Se stiamo traducendo un libro il cui proposito è intrattenere e divertire, privilegeremo la scorrevolezza. Per esempio, le parole inglesi sono molto più corte di quelle italiane, e nella nostra lingua la sovrabbondanza di aggettivi si nota molto di più. Se stiamo traducendo un Harmony, qualche aggettivo di troppo si può anche sfrondare, per non far perdere il filo della narrazione. Se invece si tratta di un autore che fa dello stile il suo cavallo di battaglia, dovremo fare molta più attenzione alle nostre scelte e badare in particolar modo alla forma invece di veicolare semplicemente i contenuti. Attenzione, non sto dicendo che nel primo caso possiamo tradurre alla meno peggio, né che un Harmony abbia meno dignità di un saggio filosofico in cui trovare la parola più precisa è fondamentale. Anche la scorrevolezza è molto difficile da ottenere: richiede impegno e un ottimo orecchio.

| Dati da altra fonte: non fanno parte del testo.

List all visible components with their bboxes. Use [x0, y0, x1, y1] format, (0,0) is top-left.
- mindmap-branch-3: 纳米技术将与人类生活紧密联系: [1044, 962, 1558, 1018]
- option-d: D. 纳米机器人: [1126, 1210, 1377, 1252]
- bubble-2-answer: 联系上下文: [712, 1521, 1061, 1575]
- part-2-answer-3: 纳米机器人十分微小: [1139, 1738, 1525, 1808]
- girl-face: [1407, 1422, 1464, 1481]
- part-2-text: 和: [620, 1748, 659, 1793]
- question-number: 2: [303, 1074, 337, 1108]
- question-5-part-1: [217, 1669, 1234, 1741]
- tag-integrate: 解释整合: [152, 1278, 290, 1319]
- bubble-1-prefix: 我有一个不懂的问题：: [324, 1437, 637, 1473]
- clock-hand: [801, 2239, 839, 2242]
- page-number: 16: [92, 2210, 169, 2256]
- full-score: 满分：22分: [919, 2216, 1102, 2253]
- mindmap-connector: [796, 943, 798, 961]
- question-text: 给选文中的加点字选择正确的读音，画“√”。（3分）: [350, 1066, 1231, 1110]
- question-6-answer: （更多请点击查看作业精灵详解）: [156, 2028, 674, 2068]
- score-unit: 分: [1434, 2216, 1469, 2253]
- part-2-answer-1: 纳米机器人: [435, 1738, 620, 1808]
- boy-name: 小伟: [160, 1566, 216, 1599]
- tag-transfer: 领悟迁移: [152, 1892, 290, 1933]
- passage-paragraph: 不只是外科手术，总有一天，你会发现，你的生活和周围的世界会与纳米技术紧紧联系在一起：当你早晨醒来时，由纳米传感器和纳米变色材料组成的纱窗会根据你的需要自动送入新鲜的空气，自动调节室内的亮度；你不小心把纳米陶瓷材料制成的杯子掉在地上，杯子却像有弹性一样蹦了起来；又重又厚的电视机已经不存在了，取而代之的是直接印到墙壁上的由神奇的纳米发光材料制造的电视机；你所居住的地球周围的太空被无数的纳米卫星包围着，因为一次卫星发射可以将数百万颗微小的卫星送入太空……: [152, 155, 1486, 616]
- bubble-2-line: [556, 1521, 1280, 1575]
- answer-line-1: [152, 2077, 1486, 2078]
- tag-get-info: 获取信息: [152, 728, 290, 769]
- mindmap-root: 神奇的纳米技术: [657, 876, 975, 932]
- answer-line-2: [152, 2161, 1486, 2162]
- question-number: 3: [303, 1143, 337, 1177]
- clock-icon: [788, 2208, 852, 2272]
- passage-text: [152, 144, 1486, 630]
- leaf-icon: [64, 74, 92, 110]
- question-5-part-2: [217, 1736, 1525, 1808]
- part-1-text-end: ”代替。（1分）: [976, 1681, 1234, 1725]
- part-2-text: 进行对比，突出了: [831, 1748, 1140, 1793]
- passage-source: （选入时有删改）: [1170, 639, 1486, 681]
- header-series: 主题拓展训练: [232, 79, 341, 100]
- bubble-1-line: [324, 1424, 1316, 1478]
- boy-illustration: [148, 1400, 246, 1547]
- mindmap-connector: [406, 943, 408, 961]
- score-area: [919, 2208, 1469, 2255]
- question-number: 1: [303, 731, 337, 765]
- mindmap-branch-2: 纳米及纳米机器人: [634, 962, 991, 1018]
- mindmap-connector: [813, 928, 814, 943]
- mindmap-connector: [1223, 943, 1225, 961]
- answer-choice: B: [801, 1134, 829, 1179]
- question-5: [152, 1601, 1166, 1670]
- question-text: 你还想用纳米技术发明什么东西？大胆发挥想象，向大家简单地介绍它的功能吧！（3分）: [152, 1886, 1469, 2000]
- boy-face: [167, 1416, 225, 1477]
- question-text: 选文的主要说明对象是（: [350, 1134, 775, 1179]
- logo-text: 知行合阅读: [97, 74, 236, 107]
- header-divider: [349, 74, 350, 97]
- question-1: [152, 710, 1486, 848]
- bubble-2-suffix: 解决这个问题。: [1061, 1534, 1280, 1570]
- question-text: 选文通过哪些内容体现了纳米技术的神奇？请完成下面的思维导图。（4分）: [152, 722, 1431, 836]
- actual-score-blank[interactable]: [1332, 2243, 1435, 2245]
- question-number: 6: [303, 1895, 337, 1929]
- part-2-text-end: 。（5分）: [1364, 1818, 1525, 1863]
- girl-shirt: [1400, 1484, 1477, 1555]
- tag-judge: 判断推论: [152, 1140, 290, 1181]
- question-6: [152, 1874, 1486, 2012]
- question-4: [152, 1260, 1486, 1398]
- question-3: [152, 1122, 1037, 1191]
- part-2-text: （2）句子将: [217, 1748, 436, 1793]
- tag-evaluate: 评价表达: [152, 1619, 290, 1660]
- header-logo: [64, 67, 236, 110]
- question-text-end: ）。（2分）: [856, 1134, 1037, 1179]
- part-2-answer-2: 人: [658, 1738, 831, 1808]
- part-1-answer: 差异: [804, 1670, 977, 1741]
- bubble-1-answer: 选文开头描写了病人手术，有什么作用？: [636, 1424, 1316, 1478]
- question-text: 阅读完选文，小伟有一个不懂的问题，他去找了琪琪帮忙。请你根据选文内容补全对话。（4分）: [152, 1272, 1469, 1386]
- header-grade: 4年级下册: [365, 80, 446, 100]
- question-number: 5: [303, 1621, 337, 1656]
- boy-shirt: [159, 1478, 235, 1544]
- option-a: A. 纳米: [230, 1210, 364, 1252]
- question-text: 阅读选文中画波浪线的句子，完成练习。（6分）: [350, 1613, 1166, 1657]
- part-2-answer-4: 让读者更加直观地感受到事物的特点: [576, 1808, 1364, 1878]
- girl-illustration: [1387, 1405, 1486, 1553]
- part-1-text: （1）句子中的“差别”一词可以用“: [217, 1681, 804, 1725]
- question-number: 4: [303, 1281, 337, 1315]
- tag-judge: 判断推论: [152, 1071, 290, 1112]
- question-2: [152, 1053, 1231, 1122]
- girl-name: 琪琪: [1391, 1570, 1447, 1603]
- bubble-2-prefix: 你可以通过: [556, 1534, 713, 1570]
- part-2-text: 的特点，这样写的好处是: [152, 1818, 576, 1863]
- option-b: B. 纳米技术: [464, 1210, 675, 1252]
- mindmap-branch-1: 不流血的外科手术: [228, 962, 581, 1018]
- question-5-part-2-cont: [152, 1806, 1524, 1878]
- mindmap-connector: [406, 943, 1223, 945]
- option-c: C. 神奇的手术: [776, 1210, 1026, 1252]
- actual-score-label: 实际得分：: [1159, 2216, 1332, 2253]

Certo, la differenza fra un testo e l’altro non è sempre così evidente e marcata, molti autori cercano di essere coinvolgenti pur senza trascurare una certa raffinatezza stilistica. Bisogna fare molta attenzione a non tradire le loro intenzioni. Per farlo, ovviamente, dobbiamo averle capite. Facciamo un esempio estremo: se un autore sceglie di scrivere un romanzo senza mai usare la lettera “e”, qualsiasi sia il motivo, dobbiamo accorgercene e rispettare la sua volontà, anche se questo ci costringe a fare voli pindarici e a non tradurre proprio tutto alla lettera.

Ma anche senza andare troppo in là, essere fedeli può voler dire semplicemente scegliere, quando possibile, il termine più vicino a quello usato dall’autore, senza voler impreziosire a tutti i costi un testo che magari ci sembra mediocre: ricordiamo sempre che il romanzo non è nostro. Va da sé che si deve evitare anche il rischio opposto, quello di impoverire il lessico o la sintassi per pigrizia o perché non siamo riusciti a trovare niente di meglio.

A questo proposito, qualsiasi traduttore sa che purtroppo a volte, a malincuore, bisogna rinunciare a qualcosa. Riferimenti culturali specifici, modi di dire, giochi di parole: spesso è impossibile trovare un’equivalenza nella nostra lingua, e bisogna arrangiarsi con una traduzione didascalica che spieghi in pochissime parole di cosa si sta parlando, oppure arrendersi alla famigerata nota a pie’ di pagina, terrore di quasi tutti gli editori. Queste soluzioni, però, soprattutto se vi ricorriamo spesso, appesantiscono molto il testo.

È molto noto il concetto delle traduzioni belle e infedeli, contrapposto, di conseguenza, a un concetto di fedeltà come ostacolo alla bellezza. È vero che non si può sempre avere tutto, ma la questione è molto più complicata. Nel caso di un romanzo in cui la scorrevolezza è più importante della correttezza filologica, potrebbe essere più fedele una traduzione che vada incontro al lettore senza presentargli una gran quantità di riferimenti a lui incomprensibili. In altri casi, però, è importante mantenere tali riferimenti e il lavoro del traduttore si trasforma in un vero e proprio veicolo culturale, che arricchisce il lessico e le conoscenze del lettore.

Esempio banale: se in una scena troviamo una persona adulta che mangia una merendina, potrebbe essere importante capire se la marca di quest’ultima richiama per qualche motivo l’infanzia del protagonista (basti pensare ai ricordi nostalgici che le vecchie pubblicità scatenano in molti di noi), e quindi è opportuno mantenerla così com’è o cercarne una equivalente conosciuta sia nel paese d’origine sia nel nostro, oppure se è un dolce qualsiasi e quindi si può anche sorvolare. Non c’è una ricetta precisa né una formula magica per capire com’è meglio agire: bisogna “semplicemente” riuscire a entrare nel testo, a farlo nostro, a comprendere che cosa voleva l’autore, che cosa riteneva importante comunicare e cosa invece è stato inserito senza rifletterci troppo.

Insomma, la fedeltà è un territorio spinoso. Bisogna sempre chiedersi a che cosa vogliamo essere fedeli, qual è lo scopo del testo, a che pubblico è rivolto, e regolarsi di conseguenza.

Credo di avere sbrodolato fin troppo, e forse sono anche andata fuori tema, quindi per stavolta mi fermo qui, ma la fedeltà in traduzione è un concetto affascinante che merita di essere sviluppato in futuro.